В деревенской бане, где они украдкой встречались второй месяц, пахло березовыми вениками. Тускло мерцало квадратное оконце зеленоватым светом июльской ночи. Скоро август, начнут падать звезды, природа зацветет в полную силу, прежде чем умирать.
— Сколько раз мне говорили — «Иди ты в баню!», — сказал Волохов. — Я и не предполагал, что это заклятие. Видишь, я в бане, и моя бы воля — никуда бы не уходил отсюда. Знаешь, что меня больше всего огорчает?
— Ну?
— Я где-то читал… у Брэдбери, что ли… что человек — это и есть машина времени. Время проходит, а человеку ничего не делается, как во время путешествия, скажем, по проселочной дороге. Я не видел тебя три года, с того раза перед самой войной, а до того еще сколько-то, и еще сколько-то. И вот как будто ничего не было — понимаешь?
— Ты, Вол, забавный, у тебя все такие америки…
— Ну, жизнь и состоит в постоянном подтверждении давно известных вещей. Как будто всех сюда послали для того, чтобы доказать пять-шесть теорем. Кто-то не доказал, его, наверное, на второй год, разбираться во всех ситуациях по второму, третьему кругу… Отсюда навязчивые повторы одних и тех же мотивов в некоторых биографиях, национальных историях… А у нас с тобой все доказывается с первого раза, значит, мы скоро умрем.
— Ну, ты как знаешь, а мне еще не надоело.
— Да и мне не надоело, но не я решаю.
— Ужасно мне чаю хочется, — сказала она, переворачиваясь на живот. — Но это же надо звать ординарца, а лень одеваться. Видишь, я заговорила стихами. Можно самой пойти вскипятить, но лень тем более. А тебя не пошлешь — при виде варяга весь штаб переполошится, я и так к тебе огородами, огородами…
— Я в следующий раз захвачу чайник, — пообещал Волохов.
— Когда ты рассчитываешь здесь появиться?

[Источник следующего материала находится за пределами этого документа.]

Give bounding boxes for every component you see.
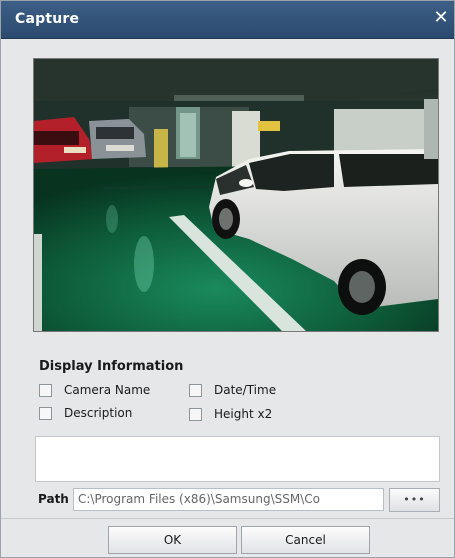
footer-divider [1,518,454,519]
camera-name-checkbox[interactable] [39,383,52,397]
cancel-button[interactable]: Cancel [241,526,370,554]
height-x2-label: Height x2 [214,407,273,421]
camera-name-label: Camera Name [64,383,151,397]
description-option[interactable]: Description [39,406,132,420]
capture-dialog: Capture ✕ Display Information Camera Nam… [0,0,455,558]
camera-name-option[interactable]: Camera Name [39,383,150,397]
close-icon[interactable]: ✕ [432,9,450,27]
height-x2-checkbox[interactable] [189,407,202,421]
browse-button[interactable]: ••• [389,488,440,512]
path-label: Path [38,492,69,506]
description-textarea[interactable] [35,436,440,482]
title-bar[interactable]: Capture ✕ [1,1,454,39]
date-time-option[interactable]: Date/Time [189,383,276,397]
height-x2-option[interactable]: Height x2 [189,407,272,421]
capture-preview-image [33,58,439,332]
ok-button[interactable]: OK [108,526,237,554]
description-label: Description [64,406,133,420]
description-checkbox[interactable] [39,406,52,420]
display-information-heading: Display Information [39,359,184,374]
window-title: Capture [15,11,80,27]
ellipsis-icon: ••• [403,493,426,506]
path-input[interactable]: C:\Program Files (x86)\Samsung\SSM\Co [73,488,384,511]
date-time-label: Date/Time [214,383,277,397]
date-time-checkbox[interactable] [189,383,202,397]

— Завтра же и рассчитываю.
— У тебя это так свободно?
— А конечно. Я сам себе начальник, летучий диверсионный отряд. Чем реже я появляюсь, тем меньше хлопот.
— И сколько, по-твоему, продлится все это удовольствие?
— Сам не знаю. Могу допустить, что это уже навсегда. Что изменилось, в сущности? Мы же и так всю дорогу воевали. Теперь война идет почти бесконтактно. Это и не война, в общем, а как всегда — вяленькое такое противостояние.
— Ничего себе вяленькое! Такое бывало…
— Ну, бывало, а сейчас больше никак. Я боюсь, случилось самое ужасное. На эту землю не хватает уже ни ваших, ни наших сил. Мы даже друг друга уже укусить не можем.
— Ты по-прежнему веришь в этот бред про коренное население? — сказала она едко. Он никак не мог привыкнуть к ее мгновенным переходам от нежности к злости — все, что касалось ЖД, их программы и мифологии, по-прежнему строго отделялось от всего личного. При ней нельзя было ругать каганат и строго воспалось развивать гипотезу о коренном населении. Коренным населением были хазары, они явились сюда вернуть свое, и в том, что туземцам было теперь плохо, виноваты были только туземцы, слишком долго губившие землю ленью и бесхозяйственностью. Никто не смог бы объяснить ей, что плохо было как раз хазарам, а туземцы чувствуют себя ровно так же, как и всегда. Конечно, дегунинцам и их ближайшим соседям грачевцам не особенно комфортно от того, что молочная ферма закрыта за нерентабельностью, зато открыты три банка и две постоянно лающиеся газеты, — но ведь такова была хазарская колонизация во все времена, и хазарское пленение некоторым казалось даже комфортней русского, при котором всех мужчин постоянно призывали в армию и заставляли маршировать, а у женщин отбирали последние запасы в пользу командования, тогда как солдаты на глазах у сердобольных крестьянок дохли с голоду. Женька самой себе не призналась бы в главном — в том, что давно уже понял консультант главного штаба Эверштейн: после легкого, почти без сопротивления, издевательски-халявного захвата этой территории, после того самого дня, которого Ждущие Дня ждали почти сто лет, а до того еще сто, а до того еще десять раз по сто, — хазарам было решительно нечего делать с этой страной.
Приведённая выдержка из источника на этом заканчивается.